Really tho, it’s still cool to go out and get inked up. But it’s now such a trend that you can fail to look authentic and end up looking like you’re just jumping on a bandwagon. I’ve seen younger heads go from clean slate to walking billboard of fuckery and desperation in a year’s time. There’s no, I repeat NO, reason to sink hundreds if not thousands of dollars into your ink and come out looking like you just did a hard five years in Cedar Junction. Do your research – find a design, find a REPUTABLE artist and have him draw that shit up, and be 100% sure you feel comfortable wearing that ink til you stop breathing. Everyone has regrets, that’s a given. But are you really willing to be reminded of that regret every time you look in a mirror, see a picture of yourself, or have your friends/family/children ask, “What were you thinking?”

That being said – if I was gonna get tatted, I’d probably go half-sleeve or chest (Cool story, I know).

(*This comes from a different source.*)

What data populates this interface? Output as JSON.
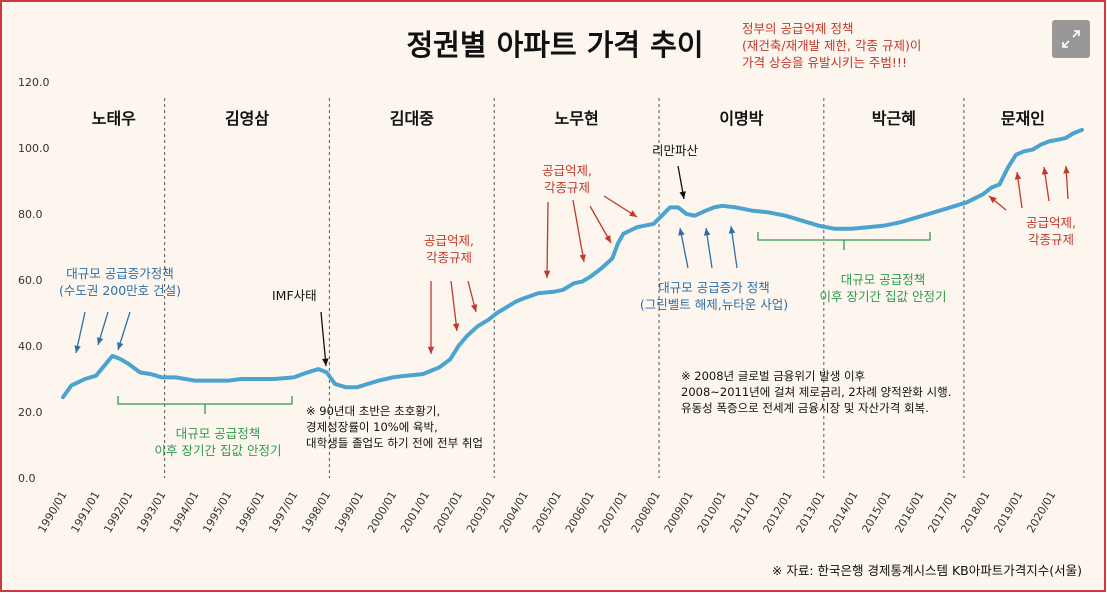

I’m not one to fall into the same thing that everyone’s on right now. Ink is a versatile beast – it has the ability to distinguish you from the crowd or make you blend in with the gang of hypebeasts that followed the tattoo wave. Also – and I can’t stress this enough for the readers that may have some type of criminal record or are known to authorities – your ink will make you identifiable to police. Not to hip you to the game, but IF you’re gonna do dirt, make sure you cover your “one of a kind” ink up, lest you be thrown to the wolves in blue.

Anyways tho, that was my little tangent, but if you’re gonna get some ink soon and really wanna do some different shit – get my face tatted on you. You’ll be early morning produce fresh. Real shit.